Friday, March 27, 2009

Two Possibilities

I was out sick again yesterday and did not spend much time watching the market. However I am on lunch and kinda caught up.

The most probable scenario for the upcoming months is the following: 858 max is the high for this wave. Then a wave down to 750, then another wave up, then wave down, then finally wave 5 up to end this bull market.

We might not hit 858. Yesterday's high could have been it. Either way the top of the first wave is almost in. The next wave down could retrace 38.2%, 50%, 62.8% or even 100%. I rule out the 100% cuz that would mean a double bottom and those tend to be long lasting (many years). I think we'll set new lows within 12-24 months. With a large move like we had usually the retraces are more significant so I am shooting for the 50%. 830-666=167, 830-167*.5=746 which is pretty close to 750. That is where I get my target.

Interestingly you can project approximate lenghts for the remaining waves based on the length of wave 1. They are only targets of course, but give you some idea. Based on this the minimum high for this bull market is the 950 area. Most likely top is in the 1050 area. Possibly could go up to 1150, but unlikely.

The way I'm playing this will be to scale out of shorts from 775-750. Then go long. Ride it up to the 950 area (target of wave 3), then scale partially out of longs and scale back into longs when wave 4 finishes. I don't know where that will be yet. It could be months away. Then go all long for the wave 5 finish to 4 digit SPX territory.

It sucks I missed the entire first leg of this bull, but it was a sneaky bull. From what I have read over the last few days it has been a bull market led by retail, not institutions. In fact the institutions are just now trying to figure out when to join the public like we are. My guess is in the mid 700's they will hop on and push us up through a long wave 3 in both time and price.

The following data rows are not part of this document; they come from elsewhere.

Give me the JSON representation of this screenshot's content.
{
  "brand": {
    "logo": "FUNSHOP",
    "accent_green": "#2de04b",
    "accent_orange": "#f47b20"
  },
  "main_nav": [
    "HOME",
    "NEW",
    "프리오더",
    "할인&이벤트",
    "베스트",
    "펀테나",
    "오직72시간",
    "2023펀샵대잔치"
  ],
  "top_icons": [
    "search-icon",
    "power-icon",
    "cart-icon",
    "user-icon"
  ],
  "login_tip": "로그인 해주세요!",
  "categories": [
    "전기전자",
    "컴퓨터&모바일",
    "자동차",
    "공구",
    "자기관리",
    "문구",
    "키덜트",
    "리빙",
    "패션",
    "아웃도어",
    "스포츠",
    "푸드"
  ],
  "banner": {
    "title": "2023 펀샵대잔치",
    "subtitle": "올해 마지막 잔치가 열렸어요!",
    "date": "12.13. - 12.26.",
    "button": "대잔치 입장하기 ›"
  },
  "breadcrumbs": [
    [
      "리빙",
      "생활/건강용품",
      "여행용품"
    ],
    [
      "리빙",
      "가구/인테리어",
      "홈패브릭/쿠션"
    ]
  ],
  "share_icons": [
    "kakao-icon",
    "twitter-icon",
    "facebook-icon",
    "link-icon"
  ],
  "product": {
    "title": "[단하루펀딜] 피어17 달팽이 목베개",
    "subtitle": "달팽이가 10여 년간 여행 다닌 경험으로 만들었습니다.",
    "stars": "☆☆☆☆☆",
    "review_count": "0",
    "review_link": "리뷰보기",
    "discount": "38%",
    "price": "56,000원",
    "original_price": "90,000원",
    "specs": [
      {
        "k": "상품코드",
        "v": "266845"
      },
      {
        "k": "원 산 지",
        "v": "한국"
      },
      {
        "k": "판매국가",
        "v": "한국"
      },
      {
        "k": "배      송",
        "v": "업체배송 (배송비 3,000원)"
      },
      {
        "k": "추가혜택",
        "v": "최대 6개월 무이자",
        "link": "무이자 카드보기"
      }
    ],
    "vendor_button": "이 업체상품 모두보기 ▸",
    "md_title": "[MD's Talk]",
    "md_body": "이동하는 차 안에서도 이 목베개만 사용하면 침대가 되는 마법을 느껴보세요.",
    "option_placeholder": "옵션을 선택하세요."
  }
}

From a fundamental stand point we did not reach any milestones of a typical bear market. The PE did not reach historic lows, the bond market did not indicate a bottom, even companies did not indicate optimism for late 2009, just the opposite in fact. The only thing telling us this bear ended was price. We ran out of sellers. The public got all bulled up on "hope and change". This will have consequences when this bull market ends as we should get a horrific crash to purge the system, but that is months away.